Moore: One way of not doing it would be for the BBC to be much, much bolder about the subject matter, so you can then have programmes which are much more fierce either way. The BBC might then not always present leaving the EU as almost impossibly difficult. It’s a fight all the way: the BBC is trying to throw up obstacles instead of looking ahead and asking: ‘How does the decision that the nation has made get enacted?’
Robinson: I not only disagree with but, frankly, resent the idea that the BBC is throwing up obstacles. The BBC didn’t take Brexit to the Supreme Court: people took it to the Supreme Court. When you edited the Daily Telegraph, you’d have sacked everybody who suggested: ‘Don’t cover that, cover Iain Duncan Smith’s latest press release.’ You cover the biggest story — which is, for example, that Brexit could have been derailed by a court case.

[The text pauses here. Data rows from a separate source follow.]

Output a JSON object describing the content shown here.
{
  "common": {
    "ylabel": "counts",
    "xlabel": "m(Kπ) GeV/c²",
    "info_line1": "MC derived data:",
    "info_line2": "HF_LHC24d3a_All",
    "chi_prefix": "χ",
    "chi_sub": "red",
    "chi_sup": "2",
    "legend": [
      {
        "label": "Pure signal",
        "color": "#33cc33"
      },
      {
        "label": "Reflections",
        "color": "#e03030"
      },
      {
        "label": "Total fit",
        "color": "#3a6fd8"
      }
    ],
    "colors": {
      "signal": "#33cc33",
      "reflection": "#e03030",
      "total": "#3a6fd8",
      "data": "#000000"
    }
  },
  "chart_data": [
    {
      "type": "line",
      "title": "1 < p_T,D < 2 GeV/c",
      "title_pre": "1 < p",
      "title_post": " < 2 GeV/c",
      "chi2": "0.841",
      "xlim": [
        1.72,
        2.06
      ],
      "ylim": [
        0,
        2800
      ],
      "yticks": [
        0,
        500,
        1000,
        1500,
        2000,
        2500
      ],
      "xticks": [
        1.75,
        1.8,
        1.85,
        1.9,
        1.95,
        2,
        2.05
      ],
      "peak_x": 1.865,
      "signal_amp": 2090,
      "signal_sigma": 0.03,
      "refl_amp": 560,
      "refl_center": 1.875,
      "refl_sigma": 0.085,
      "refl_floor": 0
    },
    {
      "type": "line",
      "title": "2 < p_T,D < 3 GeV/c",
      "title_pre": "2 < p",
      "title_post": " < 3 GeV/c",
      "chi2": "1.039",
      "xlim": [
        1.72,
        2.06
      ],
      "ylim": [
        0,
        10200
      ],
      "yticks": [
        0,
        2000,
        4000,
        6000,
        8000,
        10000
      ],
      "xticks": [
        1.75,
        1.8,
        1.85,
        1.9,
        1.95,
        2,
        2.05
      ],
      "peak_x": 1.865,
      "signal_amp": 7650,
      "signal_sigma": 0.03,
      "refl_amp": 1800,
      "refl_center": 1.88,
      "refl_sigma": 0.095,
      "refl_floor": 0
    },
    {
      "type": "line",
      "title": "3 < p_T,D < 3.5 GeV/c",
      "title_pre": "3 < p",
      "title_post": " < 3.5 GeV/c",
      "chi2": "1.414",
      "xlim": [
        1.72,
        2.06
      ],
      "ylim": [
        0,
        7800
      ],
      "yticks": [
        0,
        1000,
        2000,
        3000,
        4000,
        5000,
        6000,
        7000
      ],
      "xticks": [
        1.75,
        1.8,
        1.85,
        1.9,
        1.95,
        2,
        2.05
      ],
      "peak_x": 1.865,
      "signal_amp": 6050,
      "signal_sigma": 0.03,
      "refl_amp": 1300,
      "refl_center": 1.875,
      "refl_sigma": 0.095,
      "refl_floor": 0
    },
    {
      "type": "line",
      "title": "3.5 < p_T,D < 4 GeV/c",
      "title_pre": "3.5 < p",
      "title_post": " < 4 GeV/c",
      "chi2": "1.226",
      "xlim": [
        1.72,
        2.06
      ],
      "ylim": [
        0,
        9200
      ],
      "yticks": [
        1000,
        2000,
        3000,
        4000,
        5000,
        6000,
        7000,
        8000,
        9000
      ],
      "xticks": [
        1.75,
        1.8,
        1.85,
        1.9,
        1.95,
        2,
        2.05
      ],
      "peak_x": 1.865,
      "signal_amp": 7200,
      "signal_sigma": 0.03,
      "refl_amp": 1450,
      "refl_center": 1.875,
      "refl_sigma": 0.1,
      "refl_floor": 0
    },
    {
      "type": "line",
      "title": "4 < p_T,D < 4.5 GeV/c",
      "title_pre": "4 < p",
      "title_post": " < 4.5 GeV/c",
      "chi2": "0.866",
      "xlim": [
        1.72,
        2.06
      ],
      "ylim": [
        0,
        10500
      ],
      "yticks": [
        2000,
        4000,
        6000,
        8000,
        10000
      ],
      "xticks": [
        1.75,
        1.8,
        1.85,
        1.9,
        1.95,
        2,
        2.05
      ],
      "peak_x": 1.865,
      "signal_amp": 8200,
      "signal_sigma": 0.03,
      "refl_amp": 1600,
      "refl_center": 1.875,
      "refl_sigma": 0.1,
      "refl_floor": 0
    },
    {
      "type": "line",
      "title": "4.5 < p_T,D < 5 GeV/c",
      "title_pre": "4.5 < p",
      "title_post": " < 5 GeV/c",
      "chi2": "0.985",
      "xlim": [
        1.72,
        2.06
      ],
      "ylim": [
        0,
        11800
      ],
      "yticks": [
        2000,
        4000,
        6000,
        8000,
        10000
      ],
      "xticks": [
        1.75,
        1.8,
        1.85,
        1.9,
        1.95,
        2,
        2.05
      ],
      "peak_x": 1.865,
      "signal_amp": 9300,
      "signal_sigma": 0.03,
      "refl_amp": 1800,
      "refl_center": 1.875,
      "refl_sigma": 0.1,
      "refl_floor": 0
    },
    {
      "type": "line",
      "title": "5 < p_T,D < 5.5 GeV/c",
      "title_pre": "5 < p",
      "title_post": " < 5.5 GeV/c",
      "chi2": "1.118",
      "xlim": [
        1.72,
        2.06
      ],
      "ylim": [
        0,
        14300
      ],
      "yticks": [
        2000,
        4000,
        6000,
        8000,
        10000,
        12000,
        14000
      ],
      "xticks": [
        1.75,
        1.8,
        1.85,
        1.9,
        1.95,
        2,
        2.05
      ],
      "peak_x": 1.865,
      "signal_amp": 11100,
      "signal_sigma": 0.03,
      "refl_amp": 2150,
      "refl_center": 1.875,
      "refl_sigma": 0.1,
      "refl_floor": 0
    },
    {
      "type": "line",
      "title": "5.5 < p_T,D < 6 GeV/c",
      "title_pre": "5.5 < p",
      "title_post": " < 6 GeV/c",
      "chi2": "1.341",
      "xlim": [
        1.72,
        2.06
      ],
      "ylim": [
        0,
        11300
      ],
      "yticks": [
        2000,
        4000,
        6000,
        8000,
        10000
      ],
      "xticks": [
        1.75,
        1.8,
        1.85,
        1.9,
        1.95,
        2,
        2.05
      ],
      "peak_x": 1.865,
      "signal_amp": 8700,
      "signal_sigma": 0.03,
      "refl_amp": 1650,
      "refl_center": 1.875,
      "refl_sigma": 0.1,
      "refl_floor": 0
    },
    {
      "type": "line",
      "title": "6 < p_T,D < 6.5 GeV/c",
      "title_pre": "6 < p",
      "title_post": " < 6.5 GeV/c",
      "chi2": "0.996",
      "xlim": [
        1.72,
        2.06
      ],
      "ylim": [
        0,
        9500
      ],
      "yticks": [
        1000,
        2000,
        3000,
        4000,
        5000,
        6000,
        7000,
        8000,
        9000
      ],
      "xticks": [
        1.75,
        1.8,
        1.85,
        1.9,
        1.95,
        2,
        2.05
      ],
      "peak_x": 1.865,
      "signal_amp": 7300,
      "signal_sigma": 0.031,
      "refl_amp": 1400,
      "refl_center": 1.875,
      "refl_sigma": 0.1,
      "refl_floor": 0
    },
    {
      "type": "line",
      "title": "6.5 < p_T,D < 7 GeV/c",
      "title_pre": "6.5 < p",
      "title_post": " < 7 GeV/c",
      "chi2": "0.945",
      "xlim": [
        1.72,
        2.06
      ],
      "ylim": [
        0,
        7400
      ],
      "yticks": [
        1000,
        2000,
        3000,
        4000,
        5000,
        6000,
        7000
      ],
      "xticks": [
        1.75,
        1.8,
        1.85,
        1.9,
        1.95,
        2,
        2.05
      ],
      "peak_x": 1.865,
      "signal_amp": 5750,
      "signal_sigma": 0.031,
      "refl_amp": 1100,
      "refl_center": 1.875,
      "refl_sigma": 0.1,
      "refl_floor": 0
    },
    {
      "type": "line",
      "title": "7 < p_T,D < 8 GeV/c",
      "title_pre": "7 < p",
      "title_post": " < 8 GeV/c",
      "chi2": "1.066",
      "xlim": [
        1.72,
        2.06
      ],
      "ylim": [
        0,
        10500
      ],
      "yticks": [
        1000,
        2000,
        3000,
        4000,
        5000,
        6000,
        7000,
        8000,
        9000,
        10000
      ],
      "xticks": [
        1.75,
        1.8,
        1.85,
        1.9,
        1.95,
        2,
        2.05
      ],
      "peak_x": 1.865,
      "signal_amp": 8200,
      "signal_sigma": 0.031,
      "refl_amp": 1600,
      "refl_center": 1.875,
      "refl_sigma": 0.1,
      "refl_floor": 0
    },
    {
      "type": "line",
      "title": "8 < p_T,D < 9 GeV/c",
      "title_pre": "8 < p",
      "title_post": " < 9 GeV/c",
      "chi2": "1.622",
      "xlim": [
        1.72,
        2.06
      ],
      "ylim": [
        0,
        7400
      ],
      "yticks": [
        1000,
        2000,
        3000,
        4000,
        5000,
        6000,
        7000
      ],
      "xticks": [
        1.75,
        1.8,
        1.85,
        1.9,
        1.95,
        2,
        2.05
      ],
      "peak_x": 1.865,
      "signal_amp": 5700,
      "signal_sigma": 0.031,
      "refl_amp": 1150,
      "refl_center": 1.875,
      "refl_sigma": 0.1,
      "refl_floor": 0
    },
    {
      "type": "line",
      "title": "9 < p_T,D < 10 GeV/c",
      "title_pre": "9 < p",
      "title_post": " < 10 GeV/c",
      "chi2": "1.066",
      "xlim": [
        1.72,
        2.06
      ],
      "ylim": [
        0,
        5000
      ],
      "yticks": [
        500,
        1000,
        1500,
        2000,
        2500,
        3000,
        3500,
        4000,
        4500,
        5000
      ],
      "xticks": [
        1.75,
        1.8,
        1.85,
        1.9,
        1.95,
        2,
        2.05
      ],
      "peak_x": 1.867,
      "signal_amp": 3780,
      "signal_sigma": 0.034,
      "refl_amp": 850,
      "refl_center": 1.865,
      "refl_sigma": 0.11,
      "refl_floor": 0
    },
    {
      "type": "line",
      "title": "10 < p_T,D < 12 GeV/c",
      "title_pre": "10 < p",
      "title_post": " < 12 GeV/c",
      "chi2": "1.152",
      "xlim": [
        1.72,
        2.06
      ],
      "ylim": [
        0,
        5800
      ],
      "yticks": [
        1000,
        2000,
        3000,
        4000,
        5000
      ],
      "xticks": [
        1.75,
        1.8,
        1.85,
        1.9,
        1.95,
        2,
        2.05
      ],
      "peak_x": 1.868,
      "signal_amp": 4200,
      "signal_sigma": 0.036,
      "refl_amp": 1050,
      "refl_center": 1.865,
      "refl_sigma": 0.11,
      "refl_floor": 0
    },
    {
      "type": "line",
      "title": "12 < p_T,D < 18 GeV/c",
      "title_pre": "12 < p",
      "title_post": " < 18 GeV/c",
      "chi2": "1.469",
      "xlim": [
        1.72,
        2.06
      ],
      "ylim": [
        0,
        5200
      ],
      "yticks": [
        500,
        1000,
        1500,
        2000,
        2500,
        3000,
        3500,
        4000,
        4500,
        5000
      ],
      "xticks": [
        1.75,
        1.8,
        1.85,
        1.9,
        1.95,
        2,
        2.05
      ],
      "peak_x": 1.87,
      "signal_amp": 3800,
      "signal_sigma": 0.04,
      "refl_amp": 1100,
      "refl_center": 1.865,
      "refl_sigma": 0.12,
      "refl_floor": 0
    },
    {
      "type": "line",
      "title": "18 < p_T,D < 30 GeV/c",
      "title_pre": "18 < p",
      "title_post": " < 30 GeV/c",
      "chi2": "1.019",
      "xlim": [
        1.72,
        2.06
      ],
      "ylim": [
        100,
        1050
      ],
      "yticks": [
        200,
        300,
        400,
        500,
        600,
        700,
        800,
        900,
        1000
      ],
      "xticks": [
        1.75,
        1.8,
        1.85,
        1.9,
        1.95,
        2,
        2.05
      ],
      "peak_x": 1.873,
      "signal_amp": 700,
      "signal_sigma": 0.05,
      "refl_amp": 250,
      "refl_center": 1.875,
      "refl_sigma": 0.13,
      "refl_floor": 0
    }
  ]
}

But a point you make really well — which I will take away — is that the system will keep throwing up potential problems, hurdles, call them what you will. Business uncertainty, legal cases, warnings from Europeans that this won’t be achieved in this or that negotiation — there is an endless supply of things that may sound like bad news, sour grapes or wishing for a different result. Now, I would say that they’re not. They’re generated by a real external process, not by the BBC, and we report on it. But we have to look for the range of voices, range of arguments and so on.
So my plea is: let’s not turn this debate into something dictated by 25-year-old PRs writing a ‘line to take’ to be read out by campaign spokesmen from either side. And end up stuck in that cycle for the next two years.
Moore: Well, we all say Amen to that. My little sign-off is that you’re going to have to change, because we are going to leave. And if the BBC is still the pro-Remain organisation, it won’t survive.
Robinson: Which it isn’t! And it will!